The BJP is concentrating primarily on the Bru and Chakma dominated areas who often find themselves isolated and marginalized by the mainstream Mizo community.

“The BJP might be trying to make inroads into Chakma and Reang (Bru) dominated areas, but they will face an uphill task as the voters are divided between the BJP, its alliance partners and the Congress. Even Dr B D Chakma’s position [former minister and a Chakma tribe leader, has recently quit the Congress to join the BJP] is under threat because what we apprehend from outside might not be true on the ground,” – says Maliana.

BJP state president J V Hluna believes the past track record of the MNF under former CM Pu Zoramthanga will dissuade many from voting for the party. Allegations of large scale corruption and mismanagement of government funds will be a critical deciding factor for the electorate as they choose the next government for Meghalaya.

“The MNF might not realize but the BJP has made massive inroads in Mizoram and whether they like it or not they cannot form the government without the help of the BJP. They might think that some senior Congress leaders joining the party will boost their prospects this time around, but the reality is that the MNF leadership is much more corrupt than the current Congress government under Lal Thanhawla,” says Hluna, confident that the BJP will not only win 10 to 12 seats in the state, but will also lead the government.

One thing is for sure, the BJP-MNF combine is determined to wipe the Congress out from Mizoram.
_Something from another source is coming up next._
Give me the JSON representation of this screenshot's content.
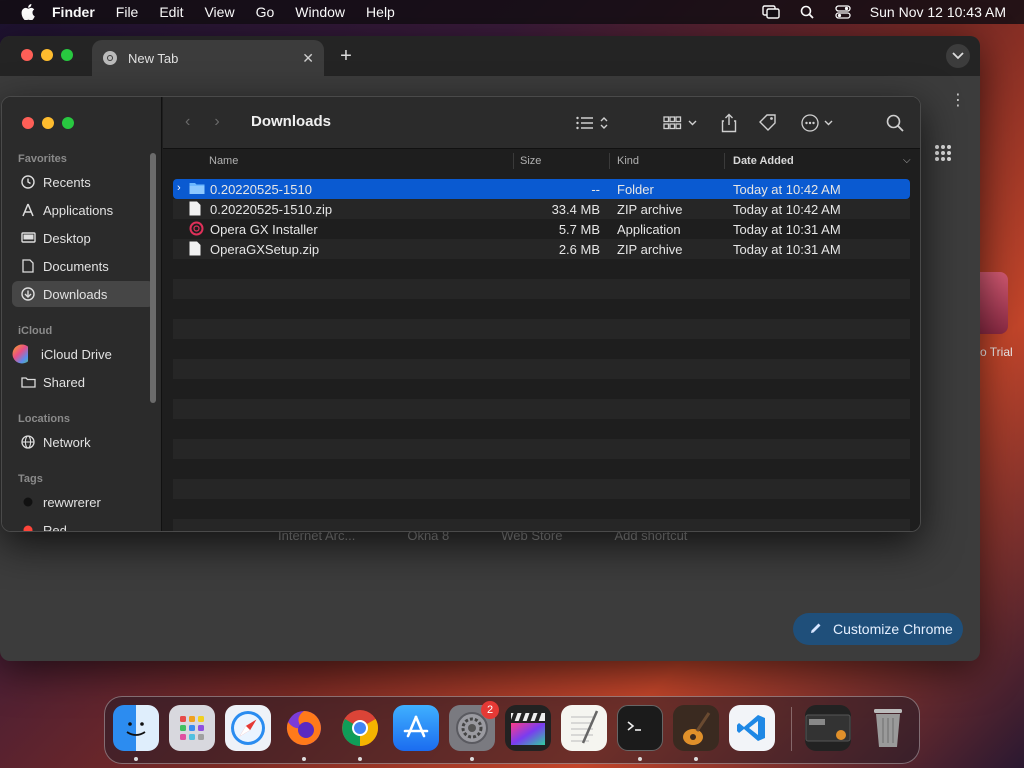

MNF chief Zoramthanga blames the Congress of antagonizing the church by selling liquor in the state which, he says, has resulted in the death of thousands over last three years. According to him, the Congress will only win around 10 seats in the state.

BJP workers claim a positive trend favoring their party in border districts like Mamit, Kolasib, Lunglei and Lawngtlai.

The opinions of the Mizo people about the BJP are divided between those wanting to give the party a chance as they are fed up of the failure of the MNF and the Congress in developing the state and those who believe that the national right-wing alternative is not suitable for an ethnic state like theirs.

Mizoram badly needs development and that seems to be the primary concern for most of its voters, who are facing a catch 22 situation---They either have to choose Mizo pride and ethnicity, or go for the development pitch of the BJP which has been effectively pushed by big shots of the party, including Prime Minister Narendra Modi, adds Deb.

No matter what, the BJP’s ploy to include the MNF, MZP and other ethnic groups together under one big umbrella might finally pay some dividends just like in Meghalaya where the BJP despite only winning 2 seats managed to form the government by brokering a deal with the National People’s Party (NPP) and other like-minded groups.